Amide-forming chemical ligation via O-acyl hydroxamic acids

Abstract

The facile rearrangement of "S-acyl isopeptides" to native peptide bonds via S,N-acyl shift is central to the success of native chemical ligation, the widely used approach for protein total synthesis. Proximity-driven amide bond formation via acyl transfer reactions in other contexts has proven generally less effective. Here, we show that under neutral aqueous conditions, "O-acyl isopeptides" derived from hydroxy-asparagine [aspartic acid-β-hydroxamic acid; Asp(β-HA)] rearrange to form native peptide bonds via an O,N-acyl shift. This process constitutes a rare example of an O,N-acyl shift that proceeds rapidly across a medium-size ring (t_1/2 ∼ 15 min), and takes place in water with minimal interference from hydrolysis. In contrast to serine/threonine or tyrosine, which form O-acyl isopeptides only by the use of highly activated acyl donors and appropriate protecting groups in organic solvent, Asp(β-HA) is sufficiently reactive to form O-acyl isopeptides by treatment with an unprotected peptide-^αthioester, at low mM concentration, in water. These findings were applied to an acyl transfer-based chemical ligation strategy, in which an unprotected N-terminal Asp(β-HA)-peptide and peptide-^αthioester react under aqueous conditions to give a ligation product ultimately linked by a native peptide bond.

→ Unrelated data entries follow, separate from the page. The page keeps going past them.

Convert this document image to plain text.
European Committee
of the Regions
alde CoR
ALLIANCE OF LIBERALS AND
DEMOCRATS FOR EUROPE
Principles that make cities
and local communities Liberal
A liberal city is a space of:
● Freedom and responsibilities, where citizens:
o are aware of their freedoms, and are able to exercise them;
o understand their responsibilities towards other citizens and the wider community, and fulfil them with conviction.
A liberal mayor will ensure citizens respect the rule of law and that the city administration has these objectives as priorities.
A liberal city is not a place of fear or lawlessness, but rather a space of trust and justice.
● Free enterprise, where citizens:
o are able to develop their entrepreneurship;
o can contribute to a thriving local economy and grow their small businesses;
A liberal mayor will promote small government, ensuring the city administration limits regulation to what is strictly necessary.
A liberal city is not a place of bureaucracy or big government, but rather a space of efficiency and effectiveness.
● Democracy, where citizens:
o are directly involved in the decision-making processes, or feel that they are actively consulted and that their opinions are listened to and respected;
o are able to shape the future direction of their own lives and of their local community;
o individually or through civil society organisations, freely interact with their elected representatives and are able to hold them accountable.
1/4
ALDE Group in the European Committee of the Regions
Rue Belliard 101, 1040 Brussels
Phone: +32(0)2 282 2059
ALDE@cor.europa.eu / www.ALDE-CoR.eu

Keywords: O-acyl hydroxamic acid; acyl shift; acyl transfer; chemical ligation; hydroxamic acid.

Fig. 1.

An O-acyl hydroxamic acid isopeptide derived from Asp(β-HA) rearranges to a native peptide bond in aqueous buffer. (A) Reaction scheme. (B) First-order rate constants for O-acyl isopeptide rearrangement as a function of pH, obtained at each of two isopeptide concentrations. Rate constants were derived from fits of LC-MS peak areas to an integrated rate expression, as described in SI Appendix, section 5.

Fig. 2.

Reaction of a peptide-^αthioester with an N-terminal Asp(β-HA)-peptide yields a peptide-^αO-acyl hydroxamic acid isopeptide under mild aqueous conditions. Reaction scheme and LC-MS data showing conversion of thioester 2 to O-acyl hydroxamic acid isopeptide 1, by treatment with N-terminal Asp(β-HA)-peptide 3, at pH 9.

Fig. 3.

Amide-forming chemical ligation of a peptide-^αthioester and N-terminal Asp(β-HA)-peptide, at pH 7. The MS inset for the 2-h timepoint corresponds to isopeptide 1; the MS inset for the 20-h timepoint corresponds to amide product 1′. An isolated yield of 61% was obtained for 1′ after isolation by preparative HPLC.

Fig. 4.

Conversion of an Asp(β-HA) residue to either Asn or Asp. (A) Reaction schemes. (B) LC-MS analysis of starting material and crude reaction mixtures, for a representative substrate.

Fig. 5.

Synthesis of a 58-mer peptide by Asp(β-HA)-mediated chemical ligation. Thioester VDNKFNKEQQ¹⁰NAFYEILHLP²⁰NA-^αCO-S-C₆H₄-CH₂-CO₂H 8 and hydroxamic acid D(β-HA)EEQRNAF³⁰IQSLKDDPSQ⁴⁰SANILLAEAKK⁵⁰LNDAQAPK⁵⁸-^αCONH₂ 9 were first combined at pH 8 for 30 min, to generate isopeptide 10. Then, the reaction mixture was acidified to pH 6; formation of amide product 10′ was confirmed after 4 h. The MS insets correspond to isopeptide 10 (30-min timepoint) and amide product 10′ (4-h timepoint), respectively. Product 10′ was obtained in 49% yield after isolation by preparative HPLC.